Special Report

29 Food Recalls That Poisoned the Most People

Cheyenne Buckingham, John Harrington

Source: The U.S. Food and Drug Administration / Flickr

14. Vulto Creamery
> No. of cases: 8
> No. of deaths: 2

In March 2017, Vulto Creamery, an artisanal cheesemaker based in Walton, New York, recalled several cheeses made with raw milk that were tainted with listeria. The products had been distributed across the country, and were predominantly sold at Whole Foods Markets. The outbreak caused two deaths in Connecticut and Vermont, and caused another eight people to fall ill. Evidently, the owner of Vulto Creamery knew about the facility’s contamination two years prior, but chose not to report it.

Source: Jamie Squire / Getty Images

13. Blue Bell Creameries
> No. of cases: 10
> No. of deaths: 3

Blue Bell Creameries, the nation’s third-largest ice cream maker and one of the South’s most beloved companies, experienced a listeria outbreak in 2015. Ten people were infected in three states, and three died in Kansas.

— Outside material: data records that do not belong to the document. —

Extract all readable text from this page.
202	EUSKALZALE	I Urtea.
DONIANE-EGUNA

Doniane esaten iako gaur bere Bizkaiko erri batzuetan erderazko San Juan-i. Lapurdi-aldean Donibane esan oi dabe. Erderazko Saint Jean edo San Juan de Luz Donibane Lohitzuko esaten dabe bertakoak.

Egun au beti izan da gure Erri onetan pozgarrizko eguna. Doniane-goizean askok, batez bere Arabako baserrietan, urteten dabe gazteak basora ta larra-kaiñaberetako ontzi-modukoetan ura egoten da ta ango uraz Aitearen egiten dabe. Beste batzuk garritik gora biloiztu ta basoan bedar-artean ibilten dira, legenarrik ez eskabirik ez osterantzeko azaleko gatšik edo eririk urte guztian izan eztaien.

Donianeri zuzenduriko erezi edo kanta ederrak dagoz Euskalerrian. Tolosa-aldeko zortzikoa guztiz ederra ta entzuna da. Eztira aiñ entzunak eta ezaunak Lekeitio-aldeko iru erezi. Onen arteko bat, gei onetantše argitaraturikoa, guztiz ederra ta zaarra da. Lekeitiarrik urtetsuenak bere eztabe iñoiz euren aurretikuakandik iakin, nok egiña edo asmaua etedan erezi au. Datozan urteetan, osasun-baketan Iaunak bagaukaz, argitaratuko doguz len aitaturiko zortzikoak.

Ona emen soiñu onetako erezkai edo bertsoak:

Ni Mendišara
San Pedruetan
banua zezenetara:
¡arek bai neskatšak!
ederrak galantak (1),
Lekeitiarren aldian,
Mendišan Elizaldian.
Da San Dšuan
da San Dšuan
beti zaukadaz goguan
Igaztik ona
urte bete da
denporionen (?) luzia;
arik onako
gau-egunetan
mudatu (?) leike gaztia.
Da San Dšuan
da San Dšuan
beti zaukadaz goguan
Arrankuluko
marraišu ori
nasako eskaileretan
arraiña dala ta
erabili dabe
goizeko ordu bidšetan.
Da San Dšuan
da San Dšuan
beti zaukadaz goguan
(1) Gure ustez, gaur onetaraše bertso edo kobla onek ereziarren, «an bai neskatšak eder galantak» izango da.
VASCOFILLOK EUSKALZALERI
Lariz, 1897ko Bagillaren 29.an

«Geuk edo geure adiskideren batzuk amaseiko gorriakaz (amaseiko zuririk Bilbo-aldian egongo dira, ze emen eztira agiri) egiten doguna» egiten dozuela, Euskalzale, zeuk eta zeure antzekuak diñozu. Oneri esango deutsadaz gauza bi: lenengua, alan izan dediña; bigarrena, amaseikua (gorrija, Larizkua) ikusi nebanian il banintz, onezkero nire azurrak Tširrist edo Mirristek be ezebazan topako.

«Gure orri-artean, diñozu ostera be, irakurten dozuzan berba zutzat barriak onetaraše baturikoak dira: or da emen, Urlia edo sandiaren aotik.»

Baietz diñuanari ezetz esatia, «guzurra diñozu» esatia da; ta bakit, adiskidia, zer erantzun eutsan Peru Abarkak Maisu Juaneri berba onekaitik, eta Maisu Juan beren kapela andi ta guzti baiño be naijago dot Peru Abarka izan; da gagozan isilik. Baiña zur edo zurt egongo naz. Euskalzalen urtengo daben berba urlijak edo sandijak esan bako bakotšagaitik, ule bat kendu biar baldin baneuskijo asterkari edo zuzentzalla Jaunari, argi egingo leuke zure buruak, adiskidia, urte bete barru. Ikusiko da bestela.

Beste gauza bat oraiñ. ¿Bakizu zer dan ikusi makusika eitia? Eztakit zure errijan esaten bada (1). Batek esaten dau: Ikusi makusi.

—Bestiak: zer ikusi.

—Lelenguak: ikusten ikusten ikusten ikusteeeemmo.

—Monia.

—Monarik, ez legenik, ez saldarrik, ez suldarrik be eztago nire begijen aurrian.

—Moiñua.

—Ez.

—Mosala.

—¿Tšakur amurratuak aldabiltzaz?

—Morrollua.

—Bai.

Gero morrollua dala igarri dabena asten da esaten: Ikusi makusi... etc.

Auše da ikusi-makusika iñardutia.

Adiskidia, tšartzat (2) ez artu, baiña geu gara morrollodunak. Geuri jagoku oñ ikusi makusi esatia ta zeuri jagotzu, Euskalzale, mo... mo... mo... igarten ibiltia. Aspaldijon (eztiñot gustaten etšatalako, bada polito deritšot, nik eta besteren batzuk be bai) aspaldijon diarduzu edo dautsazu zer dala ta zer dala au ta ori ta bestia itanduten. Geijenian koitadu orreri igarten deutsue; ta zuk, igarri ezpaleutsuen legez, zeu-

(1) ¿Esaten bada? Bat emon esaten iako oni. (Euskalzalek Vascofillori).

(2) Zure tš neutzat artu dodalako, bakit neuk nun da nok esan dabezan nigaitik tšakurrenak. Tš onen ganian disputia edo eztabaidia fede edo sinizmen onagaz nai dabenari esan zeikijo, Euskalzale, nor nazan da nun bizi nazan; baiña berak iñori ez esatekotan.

Blue Bell, based in Brenham, Texas, voluntarily recalled its ice cream, yogurt, sherbet, and frozen snack products in April 2015.

Source: Joe Raedle / Getty Images

12. Chamberlain Farms Produce
> No. of cases: 261
> No. of deaths: 3

The FDA announced a recall of cantaloupes sourced from Indiana’s Chamberlain Farms Produce, Inc. in 2012. The cantaloupes were contaminated with salmonella, which infected 261 people, and caused 94 hospitalizations and three deaths.

Source: Frescolina Marte

11. Frescolina Marte
> No. of cases: 22
> No. of deaths: 4

Listeria was found in an Italian cheese importer’s Frescolina Marte ricotta salata cheese in 2012. The foodborne illness infected 22 people in 13 states and the District of Columbia, and was linked to four deaths and 20 hospitalizations. The cheese importer, Forever Cheese Inc., voluntarily recalled the product, and the CDC placed the exporter, Fattorie Chiarappa S.R.L., on import alert. That meant Fattorie Chiarappa’s cheese was denied entry to the U.S. until the company could prove the product was not contaminated with listeria.

Source: Christie F / Flickr

10. Jack in the Box
> No. of cases: 500+
> No. of deaths: 4

One of the deadliest E. coli infections to date occurred in 1993 when over 500 people in Washington, Idaho, California, and Nevada contracted the foodborne illness after eating hamburgers from Jack in the Box. The outbreak was linked to 11 lots of patties produced by Von Companies of California. Jack in the Box issued a recall, but only 20 percent of the ground beef was recovered and the company lost approximately $160 million. The outbreak caused four deaths, one being a child, and more than 170 hospitalizations.